The final season of The Crown is coming later this year, and it will be split into two parts. “Part one” will drop on November 16 and focus on the period of time around Princess Diana’s death. “Part two” will then premiere on December 14 and will focus on then-Prince Charles’s marriage to Camilla Parker-Bowles, as well as Princes William and Harry becoming young men (and Will’s university years with Kate Middleton). 


A teaser dropped with the split date announcement, featuring nods to Claire Foy’s and Olivia Colman’s iterations of Queen Elizabeth II, before coalescing in Imelda Staunton’s somewhat dour visage as QEII as she asks in voiceover, “But what about the woman I put aside?”

The hook here is obviously the split date premieres. This is a good move by Netflix. The Crown is one of their legit smash hit shows, it’s entering its final season, time to milk that cow for all it’s worth. Also, while binge watching is undoubtedly a preference among audiences, there is no question that bingeing is bad for shows, at least in terms of cultural footprints. No matter how big a show is when it premieres, by the end of the following week, it’s gone from the discourse. Worse, oftentimes binge shows see diminishing returns in ratings from season to season, premiering big only to see the audience whittle away with each new multi-episode drop. While I think The Crown has suffered from a creative diminishing of returns, popularity-wise, it is one of the few original series on Netflix to buck this trend. So, yes, by all means, split the final season in two.


Also, narratively, it makes sense to allow a moment between Diana’s death and Charles’s second marriage and William and Harry’s first years of independent adult life. Diana’s death represents a major rupture for the royal family, not just the high-profile divorce that proceeded it, but the queen’s “annus horribilis” in 1997 and the public reaction to her non-reaction in the immediate wake of Diana’s death. That’s a lot! Letting these two pieces of narrative stand apart and have their own space within the audience’s mind is a good idea.

But while there are creative considerations in play, let’s be real, the main reason to split the final season is to milk ratings, especially since, despite some rumors that they would try weekly episodes for scripted series, Netflix doubled down on their binge model. Breaking up a new season into chunks is the only way to both stretch a show’s cultural footprint and still honor the binge model. (I, personally, prefer the hybrid model utilized by series like Loki and Our Flag Means Death—drop two or three episodes as a premiere, then go weekly with the remaining episodes.) By splitting The Crown’s final season in two, Netflix can dominate the streaming landscape at the end of the year, with the hope that The Crown is the show we’re all watching during the holidays. 

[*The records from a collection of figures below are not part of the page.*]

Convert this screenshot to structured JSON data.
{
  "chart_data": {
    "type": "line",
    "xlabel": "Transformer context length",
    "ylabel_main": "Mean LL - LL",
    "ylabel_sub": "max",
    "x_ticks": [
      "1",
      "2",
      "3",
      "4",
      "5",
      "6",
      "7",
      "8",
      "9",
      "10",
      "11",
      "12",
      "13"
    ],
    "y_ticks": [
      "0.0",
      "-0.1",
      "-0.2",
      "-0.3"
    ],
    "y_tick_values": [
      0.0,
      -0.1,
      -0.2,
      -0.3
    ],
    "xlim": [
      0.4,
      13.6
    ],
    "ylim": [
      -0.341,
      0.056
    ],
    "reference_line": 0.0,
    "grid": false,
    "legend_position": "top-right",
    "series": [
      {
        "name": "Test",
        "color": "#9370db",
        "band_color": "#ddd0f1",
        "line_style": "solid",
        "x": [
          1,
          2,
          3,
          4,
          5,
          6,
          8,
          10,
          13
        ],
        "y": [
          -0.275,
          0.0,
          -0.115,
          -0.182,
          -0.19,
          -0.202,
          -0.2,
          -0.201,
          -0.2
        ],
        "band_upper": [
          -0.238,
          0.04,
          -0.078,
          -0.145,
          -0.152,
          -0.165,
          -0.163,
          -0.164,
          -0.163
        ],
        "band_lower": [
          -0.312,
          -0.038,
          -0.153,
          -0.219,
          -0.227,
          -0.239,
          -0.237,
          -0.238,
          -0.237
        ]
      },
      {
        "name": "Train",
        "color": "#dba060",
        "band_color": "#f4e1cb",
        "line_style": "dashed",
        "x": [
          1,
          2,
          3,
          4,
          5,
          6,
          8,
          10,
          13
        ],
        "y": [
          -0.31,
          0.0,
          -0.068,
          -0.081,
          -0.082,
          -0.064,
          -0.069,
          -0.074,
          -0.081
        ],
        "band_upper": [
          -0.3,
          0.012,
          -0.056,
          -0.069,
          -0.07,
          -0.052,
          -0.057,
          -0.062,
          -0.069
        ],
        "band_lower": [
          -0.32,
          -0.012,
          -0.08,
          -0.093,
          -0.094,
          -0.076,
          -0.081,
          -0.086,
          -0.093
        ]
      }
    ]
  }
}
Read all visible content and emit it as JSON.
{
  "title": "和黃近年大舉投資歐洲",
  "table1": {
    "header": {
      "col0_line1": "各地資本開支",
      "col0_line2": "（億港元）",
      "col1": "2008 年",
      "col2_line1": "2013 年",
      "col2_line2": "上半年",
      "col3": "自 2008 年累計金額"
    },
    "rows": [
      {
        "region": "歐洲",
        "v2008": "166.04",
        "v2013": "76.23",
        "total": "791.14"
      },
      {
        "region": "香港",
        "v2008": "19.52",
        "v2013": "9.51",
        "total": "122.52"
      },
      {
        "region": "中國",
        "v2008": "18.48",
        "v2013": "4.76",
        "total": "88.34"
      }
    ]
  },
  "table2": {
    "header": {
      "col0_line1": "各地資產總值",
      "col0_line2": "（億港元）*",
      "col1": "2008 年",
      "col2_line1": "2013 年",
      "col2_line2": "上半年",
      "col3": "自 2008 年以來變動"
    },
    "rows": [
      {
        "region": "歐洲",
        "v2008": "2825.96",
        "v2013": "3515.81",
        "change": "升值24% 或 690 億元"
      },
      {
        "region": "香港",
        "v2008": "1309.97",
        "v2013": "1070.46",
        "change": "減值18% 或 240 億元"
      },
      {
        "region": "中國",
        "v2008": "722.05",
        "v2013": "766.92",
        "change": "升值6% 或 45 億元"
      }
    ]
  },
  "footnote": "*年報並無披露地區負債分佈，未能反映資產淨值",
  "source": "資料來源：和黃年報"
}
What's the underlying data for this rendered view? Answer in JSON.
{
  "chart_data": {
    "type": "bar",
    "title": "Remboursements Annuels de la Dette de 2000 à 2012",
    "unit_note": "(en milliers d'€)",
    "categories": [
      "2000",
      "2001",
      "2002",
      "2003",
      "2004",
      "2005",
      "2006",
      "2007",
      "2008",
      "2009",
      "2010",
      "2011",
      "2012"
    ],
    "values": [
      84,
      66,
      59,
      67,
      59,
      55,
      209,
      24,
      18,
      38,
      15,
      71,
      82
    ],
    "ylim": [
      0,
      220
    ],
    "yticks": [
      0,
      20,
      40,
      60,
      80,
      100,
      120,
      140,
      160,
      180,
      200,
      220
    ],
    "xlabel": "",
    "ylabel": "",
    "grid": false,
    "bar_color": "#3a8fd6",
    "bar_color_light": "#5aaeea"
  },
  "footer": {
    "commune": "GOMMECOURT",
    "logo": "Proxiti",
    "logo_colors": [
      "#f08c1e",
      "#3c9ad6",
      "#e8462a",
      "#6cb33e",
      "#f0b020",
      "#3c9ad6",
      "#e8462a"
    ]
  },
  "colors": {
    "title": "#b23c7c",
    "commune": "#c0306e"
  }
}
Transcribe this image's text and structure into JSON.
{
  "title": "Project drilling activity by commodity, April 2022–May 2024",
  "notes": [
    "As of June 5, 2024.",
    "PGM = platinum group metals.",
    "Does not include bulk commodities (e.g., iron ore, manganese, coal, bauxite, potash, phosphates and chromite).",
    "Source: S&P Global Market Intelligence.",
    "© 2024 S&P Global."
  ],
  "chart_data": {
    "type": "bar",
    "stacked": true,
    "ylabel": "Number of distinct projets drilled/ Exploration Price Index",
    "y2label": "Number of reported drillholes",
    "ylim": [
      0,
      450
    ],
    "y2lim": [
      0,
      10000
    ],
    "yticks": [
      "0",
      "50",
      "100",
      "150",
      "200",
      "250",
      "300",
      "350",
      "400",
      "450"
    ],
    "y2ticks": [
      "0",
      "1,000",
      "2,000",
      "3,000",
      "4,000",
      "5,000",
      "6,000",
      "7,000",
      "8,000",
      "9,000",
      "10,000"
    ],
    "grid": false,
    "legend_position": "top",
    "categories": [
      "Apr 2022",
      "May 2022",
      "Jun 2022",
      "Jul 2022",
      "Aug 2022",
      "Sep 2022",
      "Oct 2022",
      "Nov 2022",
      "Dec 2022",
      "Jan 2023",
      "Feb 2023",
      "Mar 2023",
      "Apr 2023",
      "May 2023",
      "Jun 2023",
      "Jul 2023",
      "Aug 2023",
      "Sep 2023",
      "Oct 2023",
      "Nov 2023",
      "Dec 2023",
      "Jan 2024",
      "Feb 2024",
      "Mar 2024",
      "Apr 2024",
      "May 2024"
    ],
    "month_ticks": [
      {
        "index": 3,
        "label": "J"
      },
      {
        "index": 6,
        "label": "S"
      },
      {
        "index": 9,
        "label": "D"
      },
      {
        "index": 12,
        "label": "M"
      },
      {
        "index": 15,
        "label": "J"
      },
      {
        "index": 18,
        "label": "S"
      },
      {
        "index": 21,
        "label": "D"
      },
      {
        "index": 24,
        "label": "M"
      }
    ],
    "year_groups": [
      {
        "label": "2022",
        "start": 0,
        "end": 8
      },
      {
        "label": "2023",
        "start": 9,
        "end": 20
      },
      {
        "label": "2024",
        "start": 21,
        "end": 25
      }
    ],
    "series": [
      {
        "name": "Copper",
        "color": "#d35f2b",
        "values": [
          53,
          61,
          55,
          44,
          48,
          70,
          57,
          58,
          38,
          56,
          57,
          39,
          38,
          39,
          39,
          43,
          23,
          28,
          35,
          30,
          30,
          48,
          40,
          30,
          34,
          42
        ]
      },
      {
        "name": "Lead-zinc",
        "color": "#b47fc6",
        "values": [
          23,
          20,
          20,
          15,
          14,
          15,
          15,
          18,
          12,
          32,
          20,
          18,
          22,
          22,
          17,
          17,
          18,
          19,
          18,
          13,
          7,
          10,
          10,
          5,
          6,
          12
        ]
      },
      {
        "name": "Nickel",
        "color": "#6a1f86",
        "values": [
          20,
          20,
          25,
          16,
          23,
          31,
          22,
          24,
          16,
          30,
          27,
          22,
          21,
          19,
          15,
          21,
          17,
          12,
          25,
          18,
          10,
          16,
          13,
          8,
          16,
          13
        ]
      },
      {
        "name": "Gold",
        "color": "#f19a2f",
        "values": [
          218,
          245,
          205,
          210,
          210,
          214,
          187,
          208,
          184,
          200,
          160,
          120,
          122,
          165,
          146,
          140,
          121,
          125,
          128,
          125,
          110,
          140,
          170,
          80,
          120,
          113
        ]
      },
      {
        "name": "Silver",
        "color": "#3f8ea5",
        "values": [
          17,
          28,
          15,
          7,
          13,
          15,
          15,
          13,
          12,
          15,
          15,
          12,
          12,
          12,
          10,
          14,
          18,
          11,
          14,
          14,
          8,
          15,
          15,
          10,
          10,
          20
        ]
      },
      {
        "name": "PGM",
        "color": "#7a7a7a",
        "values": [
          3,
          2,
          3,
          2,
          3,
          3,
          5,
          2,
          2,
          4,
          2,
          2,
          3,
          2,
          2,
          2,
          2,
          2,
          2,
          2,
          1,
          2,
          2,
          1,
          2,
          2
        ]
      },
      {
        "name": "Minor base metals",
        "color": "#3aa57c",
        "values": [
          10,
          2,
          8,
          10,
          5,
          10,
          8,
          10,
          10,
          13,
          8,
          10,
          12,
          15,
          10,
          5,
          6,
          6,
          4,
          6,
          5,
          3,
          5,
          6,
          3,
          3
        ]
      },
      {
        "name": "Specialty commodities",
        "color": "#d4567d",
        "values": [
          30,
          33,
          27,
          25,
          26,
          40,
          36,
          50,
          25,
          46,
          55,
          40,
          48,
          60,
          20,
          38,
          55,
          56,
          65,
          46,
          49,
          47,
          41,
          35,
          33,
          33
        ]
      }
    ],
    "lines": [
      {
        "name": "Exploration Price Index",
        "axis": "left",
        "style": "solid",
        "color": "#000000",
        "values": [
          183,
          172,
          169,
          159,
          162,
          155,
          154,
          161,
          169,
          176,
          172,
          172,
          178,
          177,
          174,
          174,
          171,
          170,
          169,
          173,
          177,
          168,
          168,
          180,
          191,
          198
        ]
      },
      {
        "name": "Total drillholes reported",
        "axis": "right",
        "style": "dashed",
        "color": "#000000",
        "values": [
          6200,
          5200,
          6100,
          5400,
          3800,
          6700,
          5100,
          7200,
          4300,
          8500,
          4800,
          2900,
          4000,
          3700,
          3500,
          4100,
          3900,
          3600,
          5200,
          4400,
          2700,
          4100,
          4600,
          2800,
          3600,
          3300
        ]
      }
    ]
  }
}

Whether or not it works depends on how tired everyone is of the royals after several years of scandal, mourning, and family drama. The Crown has always been about imagining the behind-the-scenes drama of the Windsors, but the last few years, their drama has been very much in front of the scenes. I expect Part One will do well because of the insatiable appetite for all things Princess Di. But Part Two? Do people really care about Prince Charles’s wedding drama? There’s only one royal wedding which behind-the-scenes drama interests me, and spoiler alert, it’s not his. Although, there would be something sort of meta-delicious about everyone tapping out on The Crown after Part One and Diana’s exit from the narrative. Art imitates life, and all.